The Cages

So I am Cage Free Momma, so what exactly does that mean?

Well, to be honest, the phrase, for me, means several things.  The most obvious is I have a heavy stance in favor of cosleeping, and eliminating the use of cribs as they are used in many homes today.  Now, this is not to say that having a cage free baby is for everyone.  This is of course the "literal" layer of being cage free.

Now, there is more to it than that.  I mean, I couldn't have a blog and just rant and rave about being against the use of cribs could I?  Not really.  The cages I really mean are not really physical but the cages imposed on us, as mothers, by society. We must work to break out of these cages, or boxes, that society likes to put us in, and our children.  We have doctors, nurses, commercials, advertisements, family, friends, and every stranger on the street trying to tell us how to parent, and what we have to buy our children to parent effectively.

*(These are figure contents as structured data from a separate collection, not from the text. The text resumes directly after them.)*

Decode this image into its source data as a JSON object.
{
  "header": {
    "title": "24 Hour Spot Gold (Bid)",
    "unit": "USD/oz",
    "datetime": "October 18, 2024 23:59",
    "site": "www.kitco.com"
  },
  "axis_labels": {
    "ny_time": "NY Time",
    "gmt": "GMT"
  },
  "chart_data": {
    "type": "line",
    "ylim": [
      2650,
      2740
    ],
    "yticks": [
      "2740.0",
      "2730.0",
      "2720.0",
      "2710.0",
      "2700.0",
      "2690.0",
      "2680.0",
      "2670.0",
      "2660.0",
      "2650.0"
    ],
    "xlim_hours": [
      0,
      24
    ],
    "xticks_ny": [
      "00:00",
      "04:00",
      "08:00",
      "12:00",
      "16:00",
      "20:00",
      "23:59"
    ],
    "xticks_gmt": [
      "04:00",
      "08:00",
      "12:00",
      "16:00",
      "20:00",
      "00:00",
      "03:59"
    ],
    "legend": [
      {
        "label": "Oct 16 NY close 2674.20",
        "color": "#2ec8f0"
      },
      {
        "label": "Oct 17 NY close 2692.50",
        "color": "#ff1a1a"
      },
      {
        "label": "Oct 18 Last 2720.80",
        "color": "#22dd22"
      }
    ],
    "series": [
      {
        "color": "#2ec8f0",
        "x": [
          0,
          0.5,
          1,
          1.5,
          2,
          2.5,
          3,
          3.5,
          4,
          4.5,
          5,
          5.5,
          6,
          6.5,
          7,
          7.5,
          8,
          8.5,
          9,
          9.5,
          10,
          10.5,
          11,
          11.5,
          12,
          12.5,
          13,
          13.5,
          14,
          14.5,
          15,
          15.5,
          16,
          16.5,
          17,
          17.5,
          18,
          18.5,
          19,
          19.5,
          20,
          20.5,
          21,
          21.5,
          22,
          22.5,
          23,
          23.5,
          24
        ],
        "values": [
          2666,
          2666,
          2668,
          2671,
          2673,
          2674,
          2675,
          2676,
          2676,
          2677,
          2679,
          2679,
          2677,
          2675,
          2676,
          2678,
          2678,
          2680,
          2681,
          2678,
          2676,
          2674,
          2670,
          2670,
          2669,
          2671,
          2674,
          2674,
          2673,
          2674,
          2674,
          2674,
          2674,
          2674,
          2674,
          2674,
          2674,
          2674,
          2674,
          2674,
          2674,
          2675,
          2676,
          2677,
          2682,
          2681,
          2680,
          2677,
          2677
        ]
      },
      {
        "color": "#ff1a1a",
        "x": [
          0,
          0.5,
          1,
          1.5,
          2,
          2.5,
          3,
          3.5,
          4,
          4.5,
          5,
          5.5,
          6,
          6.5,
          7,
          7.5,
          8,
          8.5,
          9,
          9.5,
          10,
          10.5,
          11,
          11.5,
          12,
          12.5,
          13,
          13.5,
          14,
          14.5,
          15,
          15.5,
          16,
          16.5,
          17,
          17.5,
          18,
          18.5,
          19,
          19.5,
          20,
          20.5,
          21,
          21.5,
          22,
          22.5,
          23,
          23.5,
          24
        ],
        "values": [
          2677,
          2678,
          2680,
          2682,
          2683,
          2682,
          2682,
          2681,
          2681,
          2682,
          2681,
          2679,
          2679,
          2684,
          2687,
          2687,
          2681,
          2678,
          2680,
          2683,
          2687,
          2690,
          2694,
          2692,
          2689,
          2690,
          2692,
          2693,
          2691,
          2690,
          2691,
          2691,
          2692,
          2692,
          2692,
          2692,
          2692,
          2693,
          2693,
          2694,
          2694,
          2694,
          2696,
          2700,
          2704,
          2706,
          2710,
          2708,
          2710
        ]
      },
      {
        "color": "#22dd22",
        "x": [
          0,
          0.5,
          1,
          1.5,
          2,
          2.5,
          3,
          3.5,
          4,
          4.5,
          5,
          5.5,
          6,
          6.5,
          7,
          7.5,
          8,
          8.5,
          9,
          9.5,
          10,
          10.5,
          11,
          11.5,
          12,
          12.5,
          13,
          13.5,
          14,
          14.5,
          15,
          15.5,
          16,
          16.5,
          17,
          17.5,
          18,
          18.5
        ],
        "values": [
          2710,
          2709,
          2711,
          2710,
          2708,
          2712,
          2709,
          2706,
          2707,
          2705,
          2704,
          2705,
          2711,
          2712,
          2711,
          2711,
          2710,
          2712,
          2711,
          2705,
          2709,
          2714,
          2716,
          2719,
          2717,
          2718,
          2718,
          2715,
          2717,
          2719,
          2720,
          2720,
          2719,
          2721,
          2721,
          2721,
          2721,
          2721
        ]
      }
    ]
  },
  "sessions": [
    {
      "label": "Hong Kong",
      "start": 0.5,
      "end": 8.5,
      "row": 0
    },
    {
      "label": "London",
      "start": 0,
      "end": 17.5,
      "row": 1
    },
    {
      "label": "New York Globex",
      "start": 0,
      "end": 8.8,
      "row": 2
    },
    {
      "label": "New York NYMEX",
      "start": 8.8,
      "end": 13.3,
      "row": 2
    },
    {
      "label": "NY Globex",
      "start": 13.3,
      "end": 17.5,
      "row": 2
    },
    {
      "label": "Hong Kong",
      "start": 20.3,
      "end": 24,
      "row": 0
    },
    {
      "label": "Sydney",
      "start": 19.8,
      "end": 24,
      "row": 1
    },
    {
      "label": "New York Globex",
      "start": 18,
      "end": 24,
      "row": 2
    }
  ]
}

When we're pregnant we're bombarded with books on birthing and pregnancy, most of which are skewed in the direction to favor doctors and hospitals.  Studies have recently showed that women do not know about their birthing options in the US.  Women are fed information that there is no proof of, and then they suffer what is tantamount to rape at the hands of their doctors and nurses, and when they complain, they're told, what do you expect you're having a baby.  Women who decide to birth at home are considered dangerous, and women who choose midwives are scoffed at by doctors.  Why is the business of birth run by a male dominated field that less than 50 years ago decided that women couldn't handle birth so should be knocked out with drugs that were detrimental to the baby?  And previous to that, men in the medical field banned midwives because they offered pain relief with herbal remedies, and felt that women during labor and birth should "suffer" for the sins of Eve.  There's not a good tract record here for medical interventions in birth.

When we have infants, we're bombarded with baby care books that tell you different things, and most of them leave out one important thing: you don't need parenting books to be an effective parent.  Nearly none of them acknowledge that mothers have instincts, and most try to convince them to override those instincts in favor of "better" parenting. And also with all of this junk we have to buy to keep our child occupied and out of our hair.  We have all of these things that separate us from this tiny, perfect person we just brought into the world, and why? Because companies want to make money.  A newborn needs some diapers, a mother with a pair of boobs, and maybe some clothes, and that's about it.  But the society we live in inundates us with all of the accessories that go with caring for a child.  Crib manufactorers distribute SIDs prevention information, while US SIDs rates continue to skyrocket, while countries with little to no use of cribs, have no words for SIDs in their languages because the event is so rare.  Doctors' offices have large displays of formula, and doctors receive kickbacks from the companies under the table and give subtle hints to mothers that they should use formula and undermine their attempts to breastfeed without them even knowing.

Wen we have toddlers, we're bombarded with more baby books, and told how to discipline them by every person who comes along.  We're told out children need to develop along this path, and parents worry when their child is not exactly like everyone else's child in the ways of development.  Doctors and dentists discourage toddler nursing with incorrect information about night nursing damaging teeth in the same way bottles do (which is incredibly incorrect, the mechanics of a natural nipple are no where near the same as an artificial one).  Formula companies continue to force "toddler" formula on  parents, trying to convince mothers their children cannot get enough nutrition any other way.

And things go on and on.  The cages just keep coming and blocking us in.  Women with children that fall in the "abnormal" category are scoffed at and told how to raise their kids.  They are told that their doctors have made up all this stuff and other ridiculous things.

Book after book comes out to tell moms what to do.  But they're not all bad.  And that's what this blog is all about.  I try to find the things that break us out of the cages and help us all, kids who are neurotypical, kids who are "normal" (whatever that means), kids who are autistic, kids who are ADHD, kids who are bipolar, kids who are just plain kids, reach their greatest potential.